Dodge was raised and attended school in Johnson City, New York. He got his start pitching for an independent club in Johnson City where he was noticed by Mike Konnick who was then catching for a team in Reading, Pennsylvania. Konnick recommended him to Red McKee, then managing the Saginaw, Michigan club of the Michigan–Ontario League. Dodge joined the club in April 1920. After struggling to start the 1921 season, he was released to the Flint, Michigan club in July, reportedly because he refused to continue pitching for Flint. The Red Sox purchased his contract in September 1921 for what was reported to be a record price for the league.

Dodge made his Major League debut on September 24, 1921. In one inning of work, he allowed a hit, base on balls and earned run to the St. Louis Browns. It would be his only appearance of the season. He made the Red Sox roster to start the 1922 season. After he accumulated a 4.50 earned run average (ERA) over three appearances in April, his contract was sold to the minor league Springfield Ponies. Manager Hugh Duffy reportedly thought highly of him but felt Dodge, then just 22 years old, would benefit more from getting regular work in the minors than from sitting on Boston's bench. It was reported in The Flint Journal that Duffy had tried to convert Dodge into a knuckleballer during that spring which caused an injury to Dodge's pitching arm. He would not return to the majors. Over seven innings pitched in four career games, he posted a 5.14 ERA with three strikeouts and no decisions.
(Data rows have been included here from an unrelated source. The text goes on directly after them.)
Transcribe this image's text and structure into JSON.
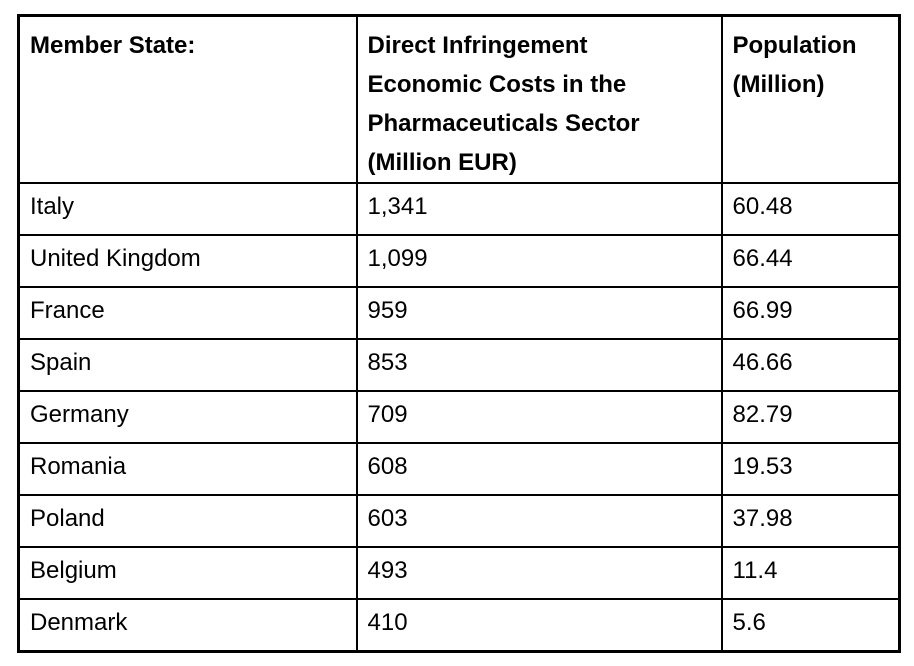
{
  "page": {
    "background_color": "#ffffff",
    "text_color": "#000000",
    "border_color": "#000000"
  },
  "table": {
    "columns": [
      {
        "id": "member_state",
        "label": "Member State:"
      },
      {
        "id": "cost",
        "label": "Direct Infringement Economic Costs in the Pharmaceuticals Sector (Million EUR)",
        "lines": [
          "Direct Infringement",
          "Economic Costs in the",
          "Pharmaceuticals Sector",
          "(Million EUR)"
        ]
      },
      {
        "id": "population",
        "label": "Population (Million)",
        "lines": [
          "Population",
          "(Million)"
        ]
      }
    ],
    "rows": [
      {
        "member_state": "Italy",
        "cost": "1,341",
        "population": "60.48"
      },
      {
        "member_state": "United Kingdom",
        "cost": "1,099",
        "population": "66.44"
      },
      {
        "member_state": "France",
        "cost": "959",
        "population": "66.99"
      },
      {
        "member_state": "Spain",
        "cost": "853",
        "population": "46.66"
      },
      {
        "member_state": "Germany",
        "cost": "709",
        "population": "82.79"
      },
      {
        "member_state": "Romania",
        "cost": "608",
        "population": "19.53"
      },
      {
        "member_state": "Poland",
        "cost": "603",
        "population": "37.98"
      },
      {
        "member_state": "Belgium",
        "cost": "493",
        "population": "11.4"
      },
      {
        "member_state": "Denmark",
        "cost": "410",
        "population": "5.6"
      }
    ]
  }
}
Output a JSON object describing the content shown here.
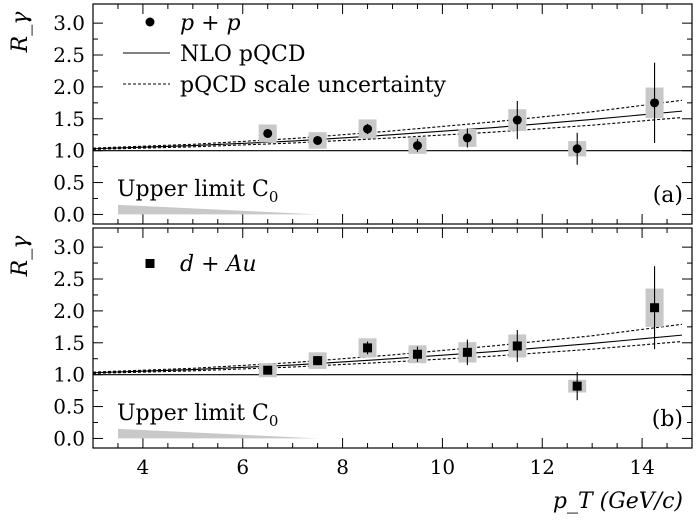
{
  "chart_data": [
    {
      "type": "scatter",
      "panel_tag": "(a)",
      "ylabel": "R_γ",
      "xlabel": "",
      "xlim": [
        3,
        15
      ],
      "ylim": [
        -0.15,
        3.3
      ],
      "yticks": [
        0.0,
        0.5,
        1.0,
        1.5,
        2.0,
        2.5,
        3.0
      ],
      "ytick_labels": [
        "0.0",
        "0.5",
        "1.0",
        "1.5",
        "2.0",
        "2.5",
        "3.0"
      ],
      "xticks": [
        4,
        6,
        8,
        10,
        12,
        14
      ],
      "legend": [
        {
          "label": "p + p",
          "marker": "circle"
        },
        {
          "label": "NLO pQCD",
          "style": "solid"
        },
        {
          "label": "pQCD scale uncertainty",
          "style": "dashed"
        }
      ],
      "reference_line": 1.0,
      "upper_limit_label": "Upper limit C",
      "upper_limit_subscript": "0",
      "upper_limit_band": {
        "x": [
          3.5,
          7.5
        ],
        "y_top": [
          0.15,
          0.0
        ]
      },
      "points": [
        {
          "x": 6.5,
          "y": 1.27,
          "err": 0.05,
          "sys": 0.14
        },
        {
          "x": 7.5,
          "y": 1.16,
          "err": 0.05,
          "sys": 0.13
        },
        {
          "x": 8.5,
          "y": 1.34,
          "err": 0.08,
          "sys": 0.15
        },
        {
          "x": 9.5,
          "y": 1.08,
          "err": 0.1,
          "sys": 0.13
        },
        {
          "x": 10.5,
          "y": 1.2,
          "err": 0.15,
          "sys": 0.14
        },
        {
          "x": 11.5,
          "y": 1.48,
          "err": 0.3,
          "sys": 0.17
        },
        {
          "x": 12.7,
          "y": 1.03,
          "err": 0.25,
          "sys": 0.12
        },
        {
          "x": 14.25,
          "y": 1.75,
          "err": 0.63,
          "sys": 0.24
        }
      ],
      "nlo_curve": {
        "x": [
          3,
          5,
          7,
          9,
          11,
          13,
          14.8
        ],
        "y": [
          1.03,
          1.08,
          1.15,
          1.25,
          1.36,
          1.49,
          1.62
        ]
      },
      "scale_upper": {
        "x": [
          3,
          5,
          7,
          9,
          11,
          13,
          14.8
        ],
        "y": [
          1.04,
          1.1,
          1.19,
          1.31,
          1.45,
          1.61,
          1.79
        ]
      },
      "scale_lower": {
        "x": [
          3,
          5,
          7,
          9,
          11,
          13,
          14.8
        ],
        "y": [
          1.02,
          1.06,
          1.12,
          1.2,
          1.29,
          1.4,
          1.52
        ]
      }
    },
    {
      "type": "scatter",
      "panel_tag": "(b)",
      "ylabel": "R_γ",
      "xlabel": "p_T (GeV/c)",
      "xlim": [
        3,
        15
      ],
      "ylim": [
        -0.15,
        3.3
      ],
      "yticks": [
        0.0,
        0.5,
        1.0,
        1.5,
        2.0,
        2.5,
        3.0
      ],
      "ytick_labels": [
        "0.0",
        "0.5",
        "1.0",
        "1.5",
        "2.0",
        "2.5",
        "3.0"
      ],
      "xticks": [
        4,
        6,
        8,
        10,
        12,
        14
      ],
      "xtick_labels": [
        "4",
        "6",
        "8",
        "10",
        "12",
        "14"
      ],
      "legend": [
        {
          "label": "d + Au",
          "marker": "square"
        }
      ],
      "reference_line": 1.0,
      "upper_limit_label": "Upper limit C",
      "upper_limit_subscript": "0",
      "upper_limit_band": {
        "x": [
          3.5,
          7.5
        ],
        "y_top": [
          0.15,
          0.0
        ]
      },
      "points": [
        {
          "x": 6.5,
          "y": 1.07,
          "err": 0.05,
          "sys": 0.11
        },
        {
          "x": 7.5,
          "y": 1.22,
          "err": 0.07,
          "sys": 0.13
        },
        {
          "x": 8.5,
          "y": 1.42,
          "err": 0.1,
          "sys": 0.15
        },
        {
          "x": 9.5,
          "y": 1.32,
          "err": 0.12,
          "sys": 0.14
        },
        {
          "x": 10.5,
          "y": 1.35,
          "err": 0.2,
          "sys": 0.16
        },
        {
          "x": 11.5,
          "y": 1.45,
          "err": 0.25,
          "sys": 0.18
        },
        {
          "x": 12.7,
          "y": 0.82,
          "err": 0.22,
          "sys": 0.1
        },
        {
          "x": 14.25,
          "y": 2.05,
          "err": 0.65,
          "sys": 0.3
        }
      ],
      "nlo_curve": {
        "x": [
          3,
          5,
          7,
          9,
          11,
          13,
          14.8
        ],
        "y": [
          1.03,
          1.08,
          1.15,
          1.25,
          1.36,
          1.49,
          1.62
        ]
      },
      "scale_upper": {
        "x": [
          3,
          5,
          7,
          9,
          11,
          13,
          14.8
        ],
        "y": [
          1.04,
          1.1,
          1.19,
          1.31,
          1.45,
          1.61,
          1.79
        ]
      },
      "scale_lower": {
        "x": [
          3,
          5,
          7,
          9,
          11,
          13,
          14.8
        ],
        "y": [
          1.02,
          1.06,
          1.12,
          1.2,
          1.29,
          1.4,
          1.52
        ]
      }
    }
  ],
  "colors": {
    "sys_box": "#c8c8c8",
    "limit_band": "#c8c8c8",
    "ink": "#000000"
  }
}
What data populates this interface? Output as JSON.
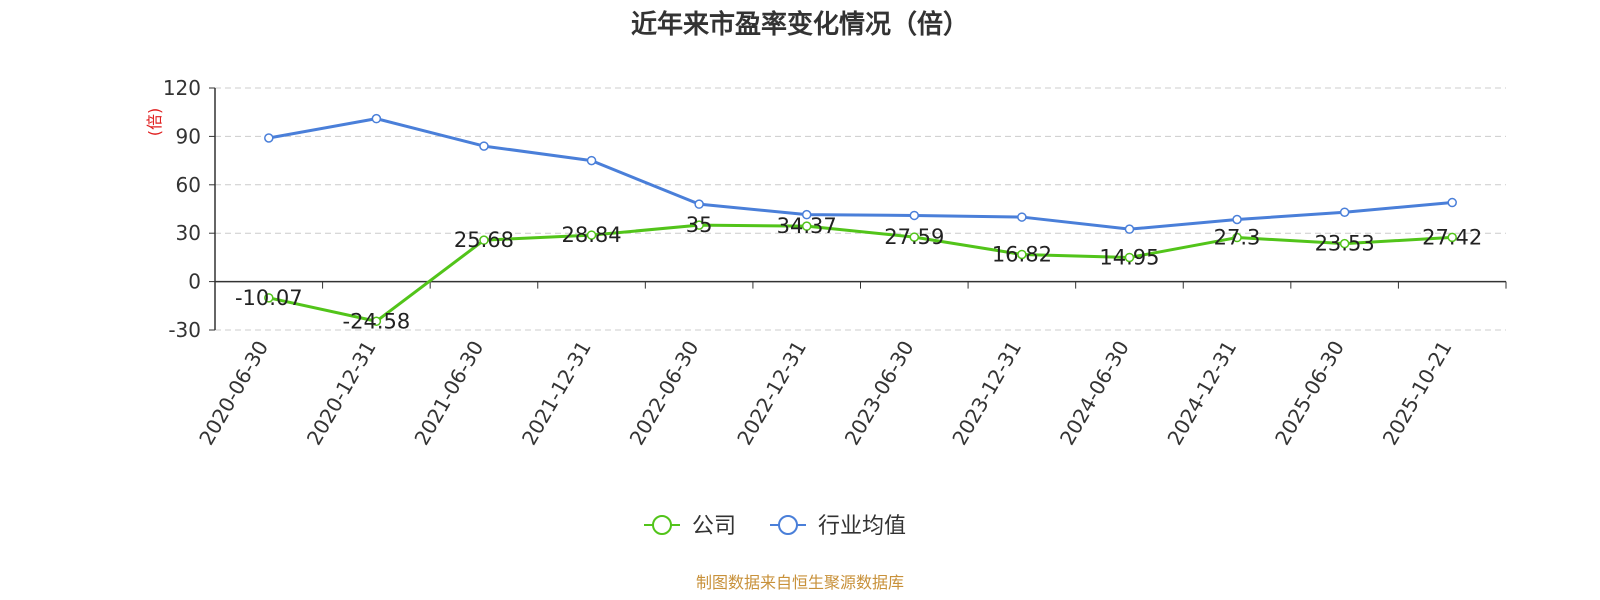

Dodge finished out the season in Springfield. He was suspended for a time due to poor conditioning and his performance declined. He re-signed in Springfield to start the 1923 season but reported to the team late and in poor condition. In May 1923, before he appeared in a game for Springfield, his contract was sold to the Grand Rapids team of the Michigan–Ontario League. He pitched briefly for Grand Rapids but, on June 2, 1923, he debuted with the Hamilton, Ontario club in the same league.

By 1926, he was reportedly player-manager of a semi-professional team in Flint called the Lincoln Oils which made headlines for traveling to games by airplane. In 1930 and 1931, he managed the semi-pro Owosso Chieftains.

By 1932, he had left Michigan to return to the Southern Tier where he attempted to establish a semi-professional league. In 1933, he coached a team in Kirkwood, New York.